Sama Panjat Tiang Bendera, Nasib Resa Mangar Tak Seberuntung Joni yang Dapat Banyak Apresiasi
Pada peringatan 17 Agustus 2018, ada kejadian tak terduga saat pelaksaan upacara bendera di Pantai Motaain, Kabupaten Belu, Nusa Tenggara Timur (NTT).
TRIBUNLAMPUNG.CO.ID - Pada peringatan 17 Agustus 2018, ada kejadian tak terduga saat pelaksaan upacara bendera di Pantai Motaain, Kabupaten Belu, Nusa Tenggara Timur (NTT).
Ketika itu tiba-tiba terjadi insiden tali bendera terlepas dan tersangkut di ujung tiang bendera.
Baca: Percakapan Jokowi dan Joni soal Panjat Tiang Bendera
Yohanes Ande Kala Marcal (13) alias Joni yang mengetahui hal itu langsung memanjat tiang dan memperbaikinya.

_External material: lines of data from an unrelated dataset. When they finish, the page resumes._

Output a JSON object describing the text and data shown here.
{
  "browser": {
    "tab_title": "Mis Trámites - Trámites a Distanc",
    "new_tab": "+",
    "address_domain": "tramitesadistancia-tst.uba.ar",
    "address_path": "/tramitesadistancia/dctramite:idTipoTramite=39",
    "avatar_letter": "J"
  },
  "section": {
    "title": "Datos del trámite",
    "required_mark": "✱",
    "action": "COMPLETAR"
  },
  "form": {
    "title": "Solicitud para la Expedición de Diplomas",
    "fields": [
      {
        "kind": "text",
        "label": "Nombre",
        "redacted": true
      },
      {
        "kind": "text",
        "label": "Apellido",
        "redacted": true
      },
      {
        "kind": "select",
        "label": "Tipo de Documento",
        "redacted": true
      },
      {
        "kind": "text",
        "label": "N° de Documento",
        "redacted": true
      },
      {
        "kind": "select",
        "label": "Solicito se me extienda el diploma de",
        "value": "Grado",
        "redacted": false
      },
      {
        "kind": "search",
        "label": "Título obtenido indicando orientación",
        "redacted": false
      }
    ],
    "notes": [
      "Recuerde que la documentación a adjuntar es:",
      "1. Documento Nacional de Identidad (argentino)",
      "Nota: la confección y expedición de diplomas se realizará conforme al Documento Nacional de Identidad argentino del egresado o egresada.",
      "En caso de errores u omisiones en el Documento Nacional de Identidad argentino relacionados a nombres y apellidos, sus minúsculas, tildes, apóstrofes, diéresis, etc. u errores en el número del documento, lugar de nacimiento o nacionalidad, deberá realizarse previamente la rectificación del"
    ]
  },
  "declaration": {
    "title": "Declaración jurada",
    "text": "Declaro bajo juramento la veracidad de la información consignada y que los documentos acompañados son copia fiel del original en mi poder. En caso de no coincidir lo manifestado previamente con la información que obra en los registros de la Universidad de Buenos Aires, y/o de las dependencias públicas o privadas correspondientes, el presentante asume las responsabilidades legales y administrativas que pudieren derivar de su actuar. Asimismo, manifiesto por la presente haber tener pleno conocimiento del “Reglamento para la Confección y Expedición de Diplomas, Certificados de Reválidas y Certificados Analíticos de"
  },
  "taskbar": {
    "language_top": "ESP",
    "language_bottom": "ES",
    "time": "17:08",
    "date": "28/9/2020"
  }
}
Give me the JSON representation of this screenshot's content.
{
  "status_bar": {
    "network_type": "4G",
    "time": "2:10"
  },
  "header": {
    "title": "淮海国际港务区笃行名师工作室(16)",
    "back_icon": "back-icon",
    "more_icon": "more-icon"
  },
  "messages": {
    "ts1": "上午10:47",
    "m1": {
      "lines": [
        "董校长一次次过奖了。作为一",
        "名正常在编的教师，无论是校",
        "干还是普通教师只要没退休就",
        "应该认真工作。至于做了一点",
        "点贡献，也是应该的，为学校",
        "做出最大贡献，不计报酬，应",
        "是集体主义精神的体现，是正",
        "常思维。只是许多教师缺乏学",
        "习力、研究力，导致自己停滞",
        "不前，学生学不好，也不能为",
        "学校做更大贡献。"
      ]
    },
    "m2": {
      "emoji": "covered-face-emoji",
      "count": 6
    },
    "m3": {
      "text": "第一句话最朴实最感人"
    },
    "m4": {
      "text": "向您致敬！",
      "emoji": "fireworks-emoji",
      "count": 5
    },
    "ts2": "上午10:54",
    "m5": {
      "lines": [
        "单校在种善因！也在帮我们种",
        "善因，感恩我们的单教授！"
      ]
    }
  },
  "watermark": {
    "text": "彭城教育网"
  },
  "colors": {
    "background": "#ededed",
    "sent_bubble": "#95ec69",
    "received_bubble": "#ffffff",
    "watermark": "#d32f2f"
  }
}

Berkat keberaniannya, Joni akhirnya mendapatkan sejumlah apresiasi.
Tak hanya apresiasi berupa uang, tetapi juga berupa kesempatan menonton pembukaan Asian Games 2018 secara langsung dan bertemu dengan Presiden Indonesia Joko Widodo dan penyanyi favoritnya Via Vallen.
Namun siapa sangka bila sebelum aksi heroik Joni tersebut, rupanya sebelumnya telah ada bocah lain yang melakukan aksi yang sama di tahun 2017.
Bocah tersebut diketahui bernama Resa Mangar, seorang bocah di kampung wilayah perbatasan NKRI, di Kota Dobo.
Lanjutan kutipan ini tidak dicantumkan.